Acetaldehyde content (mg/L) of apple wines fermented by different pre-treatment conditions of mash. Pre-treatment conditions referred to Table 1. Different letters (a–d) indicate significant difference at P<0.05 by Fisher’s least significant difference test.

Methanol content of the samples is presented in Fig. 2. The amounts of methanol in these samples were within the range (0~769 mg/L) of apple wine (29). The control produced 0.82 mg/L of methanol. Dropping the pH by adding lactic acid (sample A) showed significantly higher methanol content (1.03 mg/L) than that of the control. This was due to the low pH of the mash (41). Methanol of samples B (0.65 mg/L) and C (0.74 mg/L) were statistically identical to the control (P<0.05), whereas adding pectinase and sugar (sample D) produced significantly higher methanol (1.22 mg/L) than those from adding pectinase (sample B) and adding sugar (sample C). It is expected that a synergistic effect in the production of methanol would be carried out for sample D.

Fig. 2.

Fig. 2

Methanol content (mg/L) of apple wines fermented by different pre-treatment conditions of mash. Pre-treatment conditions referred to Table 1. Different letters (a–c) indicate significant difference at P<0.05 by Fisher’s least significant difference test.

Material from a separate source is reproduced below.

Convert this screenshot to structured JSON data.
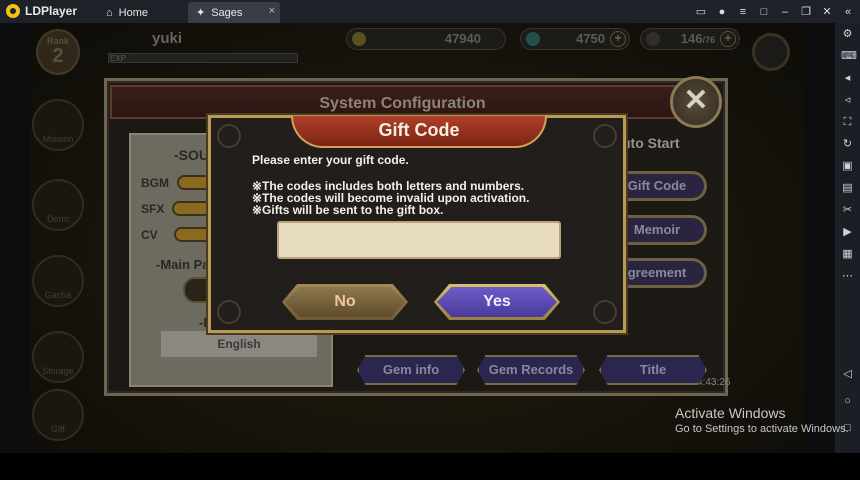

In conclusion, adding lactic acid was effective in producing more alcohol than the control and reduced acetaldehyde content. Unless chaptalization is performed, adding lactic acid for apple wine mash would be beneficial in preventing contamination and producing more alcohol. Chaptalized samples produced more alcohol due to the additional energy source for alcohol fermentation. The additional alcohol by adding sugar had higher total acidity than the control with the same conversion ratio between alcohol content and total soluble solid content. If sugar is cheaper than apples, chaptalizing would be beneficial to apple wine breweries with a cost benefit.

ACKNOWLEDGEMENTS

The research was supported by the High Value-added Food Technology Development Program of the Ministry of Agriculture, Food and Rural Affairs, Republic of Korea.

Footnotes

AUTHOR DISCLOSURE STATEMENT

The authors declare no conflict of interest.